Justice Defined-Politics page


Bouvier's Law Dictionary (1856)

JUSTICE - The constant and perpetual disposition to render every man his due. Justinian, Inst. b. 1, tit. 1; Co. 2d Inst. 56.


Easton's Bible Dictionary, 1996

Justiceis rendering to every one [equally, whether citizen or alien] that which is his due. It has been distinguished from equity in this respect, that while justice means merely the doing [of] what positive law demands, equity means the doing of what is fair and right in every separate case. [1]

[Easton’s Bible Dictionary, 1996]


James Madison, The Federalist No. 51 (1788)
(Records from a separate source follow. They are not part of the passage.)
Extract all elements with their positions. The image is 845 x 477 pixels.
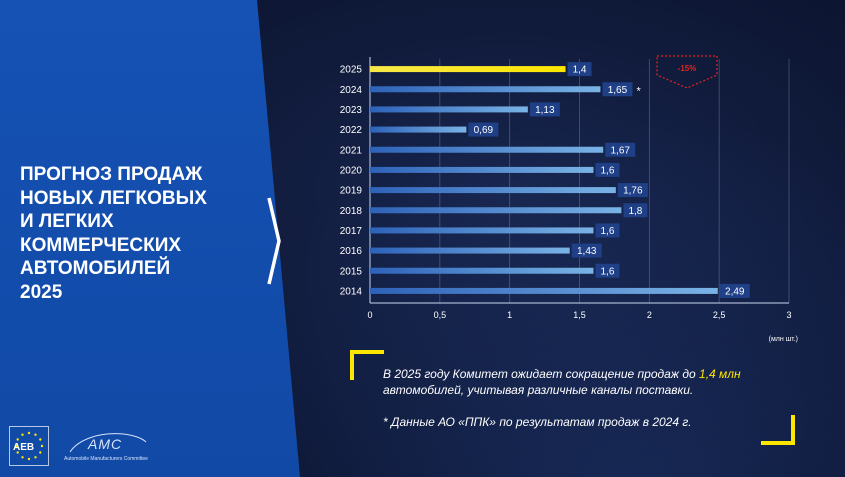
y-tick-label: 2017 — [340, 226, 363, 237]
y-tick-label: 2025 — [340, 65, 363, 76]
y-tick-label: 2019 — [340, 186, 363, 197]
note-text-1: В 2025 году Комитет ожидает сокращение п… — [383, 367, 700, 381]
note-box: В 2025 году Комитет ожидает сокращение п… — [350, 350, 795, 445]
data-label-bg — [595, 162, 620, 177]
data-label-bg — [719, 283, 750, 298]
change-badge: -15% — [656, 55, 718, 90]
note-line-1: В 2025 году Комитет ожидает сокращение п… — [383, 366, 741, 382]
data-label-bg — [468, 122, 499, 137]
data-label: 2,49 — [725, 286, 745, 297]
y-tick-label: 2018 — [340, 206, 363, 217]
data-label: 1,8 — [628, 206, 642, 217]
footnote-marker: * — [636, 85, 641, 97]
note-highlight: 1,4 млн — [699, 367, 741, 381]
aeb-logo: AEB — [9, 426, 49, 466]
bracket-top-left — [350, 350, 384, 380]
page-title: ПРОГНОЗ ПРОДАЖ НОВЫХ ЛЕГКОВЫХ И ЛЕГКИХ К… — [20, 164, 207, 303]
y-tick-label: 2021 — [340, 145, 363, 156]
data-label: 1,6 — [601, 226, 615, 237]
data-label: 1,67 — [611, 145, 631, 156]
bar — [370, 267, 594, 274]
data-label-bg — [617, 183, 648, 198]
data-label: 1,4 — [573, 65, 587, 76]
change-badge-text: -15% — [677, 64, 697, 73]
aeb-logo-text: AEB — [13, 442, 35, 453]
bar — [370, 227, 594, 234]
chevron-right-icon — [267, 197, 281, 285]
data-label-bg — [623, 203, 648, 218]
y-tick-label: 2014 — [340, 286, 363, 297]
data-label: 0,69 — [474, 125, 494, 136]
y-tick-label: 2020 — [340, 165, 363, 176]
x-tick-label: 3 — [786, 310, 791, 320]
note-line-2: автомобилей, учитывая различные каналы п… — [383, 383, 694, 397]
x-tick-label: 0 — [367, 310, 372, 320]
data-label: 1,76 — [623, 186, 643, 197]
y-tick-label: 2023 — [340, 105, 363, 116]
bracket-bottom-right — [761, 415, 795, 445]
x-tick-label: 1,5 — [573, 310, 586, 320]
badge-shape — [656, 55, 718, 89]
data-label-bg — [571, 243, 602, 258]
bar — [370, 187, 616, 194]
amc-car-icon — [69, 433, 147, 453]
amc-logo-text: AMC — [88, 436, 123, 452]
y-tick-label: 2024 — [340, 85, 363, 96]
data-label: 1,43 — [577, 246, 597, 257]
bar — [370, 166, 594, 173]
x-tick-label: 2 — [647, 310, 652, 320]
bar — [370, 106, 528, 113]
data-label-bg — [602, 82, 633, 97]
bar — [370, 247, 570, 254]
x-tick-label: 2,5 — [713, 310, 726, 320]
y-tick-label: 2016 — [340, 246, 363, 257]
bar — [370, 86, 601, 93]
bar — [370, 126, 467, 133]
bar — [370, 287, 718, 294]
data-label-bg — [605, 142, 636, 157]
unit-label: (млн шт.) — [769, 336, 798, 343]
data-label: 1,13 — [535, 105, 555, 116]
bar — [370, 66, 566, 73]
aeb-stars-icon — [14, 431, 44, 461]
data-label-bg — [595, 263, 620, 278]
x-tick-label: 1 — [507, 310, 512, 320]
left-panel — [0, 0, 300, 477]
y-tick-label: 2022 — [340, 125, 363, 136]
bar — [370, 146, 604, 153]
note-footnote: * Данные АО «ППК» по результатам продаж … — [383, 415, 692, 429]
data-label-bg — [529, 102, 560, 117]
data-label: 1,6 — [601, 165, 615, 176]
bar — [370, 207, 622, 214]
data-label-bg — [595, 223, 620, 238]
data-label: 1,65 — [608, 85, 628, 96]
data-label-bg — [567, 62, 592, 77]
y-tick-label: 2015 — [340, 266, 363, 277]
amc-logo-subtitle: Automobile Manufacturers Committee — [64, 456, 148, 462]
data-label: 1,6 — [601, 266, 615, 277]
x-tick-label: 0,5 — [434, 310, 447, 320]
"Justice is the end of government. It is the end of civil society. It ever has been, and ever will be pursued, until it be obtained, or until liberty be lost in the pursuit." 

[The Federalist No. 51 (1788), James Madison]


Psalm 37:28, Bible, NKJV

"For the LORD loves justice, and does not forsake His saints; They are preserved forever, But the descendants of the wicked shall be cut off."

[Psalm 37:28, Bible, NKJV]


Psalm 37:30-31, Bible, NKJV

The mouth of the righteous speaks wisdom,
And his tongue talks of justice.
The law of his God is in his heart;
None of his steps shall slide.

[Psalm 37:30-31, Bible, NKJV]


Psalm 89:14, Bible, NKJV

"Righteousness and justice are the foundation of Your [God's] throne; Mercy and truth go before Your face."

[Psalm 89:14, Bible, NKJV]


Psalm 33:5, Bible, NKJV

"He [God] loves righteousness and justice;
The earth is full of the goodness of the LORD. " [Psalm 33:5, Bible, NKJV]


Psalm 106:3, Bible, NKJV

"Blessed are those who keep justice,
And he who does righteousness at all times! "

[Psalm 106:3, Bible, NKJV]


Prov. 16:8, Bible, NKJV

"Better is a little with righteousness, Than vast revenues without justice. " 

[Prov. 16:8, Bible, NKJV]


Prov. 17:23, Bible, NKJV

"A wicked man accepts a bribe behind the back to pervert the ways of justice. "

[Prov. 17:23, Bible, NKJV]


Prov. 29:4, Bible, NKJV

"The king establishes the land by justice, But he who receives bribes overthrows it. "

[Prov. 29:4, Bible, NKJV]


Isaiah 1:7, Bible, NKJV

"Learn to do good; Seek justice, Rebuke the oppressor; Defend the fatherless, Plead for the widow."

[Isaiah 1:7, Bible, NKJV]


Gerry Spence "With Justice For None" p.124

"The best antidote for crime is justice. The irony we often fail to appreciate is that the more justice people enjoy, the fewer crimes they commit. Crime is the natural offspring of an unjust society."

[Gerry Spence "With Justice For None" p.124] 


George Mason, Virginia Declaration of Rights, (1776)

"That no free Government, or the blessing of liberty, can be preserved to any people but by a firm adherence to justice..." 

[George Mason, Virginia Declaration of Rights, (1776)]


Magna Carta, ch. 40 (1215)

"To no one will we sell, to no one will we refuse or delay right or justice."